Few of us enjoy criticism.
Over time, criticism became synonymous with stuff being wrong. With negativity. With conflict and confrontation.
Criticism is almost always difficult. We must brace ourselves for it. Prepare ourselves to react with our best selves. When delivered without either solicitation or preamble, criticism (a.k.a. feedback) can often go badly.
When we think critically, we must take care to avoid just thinking about the problems. Thinking about the problems is the easy bit. Thinking about the solutions to those problems is the bit that requires depth and commitment and generosity.
When we speak critically, there’s a line to be found between the too soft and the too hard.

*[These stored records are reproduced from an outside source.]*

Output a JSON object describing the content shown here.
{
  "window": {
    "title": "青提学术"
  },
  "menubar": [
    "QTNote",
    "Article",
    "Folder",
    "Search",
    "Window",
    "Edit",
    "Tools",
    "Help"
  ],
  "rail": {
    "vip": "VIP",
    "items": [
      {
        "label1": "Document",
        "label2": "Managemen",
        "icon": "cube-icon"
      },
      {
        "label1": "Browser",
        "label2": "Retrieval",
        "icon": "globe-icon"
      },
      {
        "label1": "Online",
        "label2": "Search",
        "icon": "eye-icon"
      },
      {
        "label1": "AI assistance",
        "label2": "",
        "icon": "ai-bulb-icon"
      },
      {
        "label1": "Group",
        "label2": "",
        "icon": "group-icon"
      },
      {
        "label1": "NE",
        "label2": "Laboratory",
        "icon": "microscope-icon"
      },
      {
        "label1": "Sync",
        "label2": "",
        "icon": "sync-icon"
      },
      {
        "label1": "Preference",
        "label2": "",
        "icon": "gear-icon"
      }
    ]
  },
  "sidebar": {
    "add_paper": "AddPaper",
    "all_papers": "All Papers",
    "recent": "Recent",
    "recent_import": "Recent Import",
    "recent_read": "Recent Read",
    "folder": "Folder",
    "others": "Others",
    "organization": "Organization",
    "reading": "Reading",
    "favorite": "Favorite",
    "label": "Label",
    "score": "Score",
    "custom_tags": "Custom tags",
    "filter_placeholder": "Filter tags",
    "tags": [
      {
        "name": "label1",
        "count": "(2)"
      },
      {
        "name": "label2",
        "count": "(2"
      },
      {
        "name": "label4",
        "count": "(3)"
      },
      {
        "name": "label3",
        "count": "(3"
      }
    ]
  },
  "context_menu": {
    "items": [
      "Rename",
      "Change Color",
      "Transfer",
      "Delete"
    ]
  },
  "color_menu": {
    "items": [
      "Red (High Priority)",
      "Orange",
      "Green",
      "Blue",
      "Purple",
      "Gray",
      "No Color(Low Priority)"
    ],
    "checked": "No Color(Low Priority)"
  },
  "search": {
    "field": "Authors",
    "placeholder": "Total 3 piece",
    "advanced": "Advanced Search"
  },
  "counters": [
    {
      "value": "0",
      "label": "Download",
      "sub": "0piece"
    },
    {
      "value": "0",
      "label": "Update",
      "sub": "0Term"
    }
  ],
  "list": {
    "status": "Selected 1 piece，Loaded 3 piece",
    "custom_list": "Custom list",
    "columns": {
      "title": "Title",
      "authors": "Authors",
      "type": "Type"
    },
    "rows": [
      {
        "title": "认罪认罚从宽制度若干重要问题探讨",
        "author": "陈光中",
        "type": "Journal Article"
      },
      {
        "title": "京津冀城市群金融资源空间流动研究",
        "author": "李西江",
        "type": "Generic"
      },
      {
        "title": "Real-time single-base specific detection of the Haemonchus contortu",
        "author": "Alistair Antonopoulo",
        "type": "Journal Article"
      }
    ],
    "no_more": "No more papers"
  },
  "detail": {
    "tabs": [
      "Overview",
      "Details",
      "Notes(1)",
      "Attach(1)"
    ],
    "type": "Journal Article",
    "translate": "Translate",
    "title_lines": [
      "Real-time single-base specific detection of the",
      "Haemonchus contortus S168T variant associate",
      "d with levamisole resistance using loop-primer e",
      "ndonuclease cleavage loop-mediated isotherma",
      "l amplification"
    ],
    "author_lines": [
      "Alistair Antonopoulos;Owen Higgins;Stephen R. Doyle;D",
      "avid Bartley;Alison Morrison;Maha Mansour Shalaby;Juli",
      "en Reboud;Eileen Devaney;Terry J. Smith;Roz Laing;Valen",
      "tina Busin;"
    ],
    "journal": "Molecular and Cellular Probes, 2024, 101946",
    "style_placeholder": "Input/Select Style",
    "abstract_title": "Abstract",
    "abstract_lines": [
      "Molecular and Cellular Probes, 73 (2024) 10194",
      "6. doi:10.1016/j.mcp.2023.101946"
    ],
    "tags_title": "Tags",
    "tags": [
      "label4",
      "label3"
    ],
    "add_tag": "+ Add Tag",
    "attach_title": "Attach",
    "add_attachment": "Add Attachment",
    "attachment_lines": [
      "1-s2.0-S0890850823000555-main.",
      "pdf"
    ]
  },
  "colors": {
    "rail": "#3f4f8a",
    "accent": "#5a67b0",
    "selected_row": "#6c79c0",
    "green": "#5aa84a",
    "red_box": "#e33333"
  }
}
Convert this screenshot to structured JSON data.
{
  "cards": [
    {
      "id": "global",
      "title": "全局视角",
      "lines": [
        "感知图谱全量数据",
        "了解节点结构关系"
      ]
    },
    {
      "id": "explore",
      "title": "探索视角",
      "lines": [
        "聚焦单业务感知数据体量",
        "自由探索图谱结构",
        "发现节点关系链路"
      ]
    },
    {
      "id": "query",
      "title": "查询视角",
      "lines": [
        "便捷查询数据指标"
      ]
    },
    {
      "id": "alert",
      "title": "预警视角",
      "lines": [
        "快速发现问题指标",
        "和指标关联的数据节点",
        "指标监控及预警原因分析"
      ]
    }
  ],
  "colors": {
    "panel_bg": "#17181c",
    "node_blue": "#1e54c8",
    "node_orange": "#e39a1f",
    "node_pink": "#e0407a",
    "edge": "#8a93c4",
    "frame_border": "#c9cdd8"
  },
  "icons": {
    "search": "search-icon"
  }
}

Too soft: delivered with kid gloves, saccharin sweet, speaking around the subject rather than straight to it. (How many times were you involved in a conversation and only afterwards, minutes, hours or days afterwards, did you realise that the key thing was the unspoken thing?)
Too hard: delivered without warmth, without compassion, without any attempt to subtly communicate the point of the exercise, which is to make things better for you and me and everyone involved.
When we listen, whether to a friend or colleague or business associate or just to the radio, we can practise listening critically by listening actively. Often, instead of active listening, we are engaged in active thinking about what we’re going to say next.
It’s stunning how rare the gift of being heard is, but it’s in our power to give that gift every day, and it costs nothing.
The criticism opportunity
Done the right way, thinking, speaking and listening critically makes everything better.
Doing it with clarity and generosity, by taking accountability and giving support, can make our tiny corner of the world a much better place.
And what is the world but 7 billion tiny corners?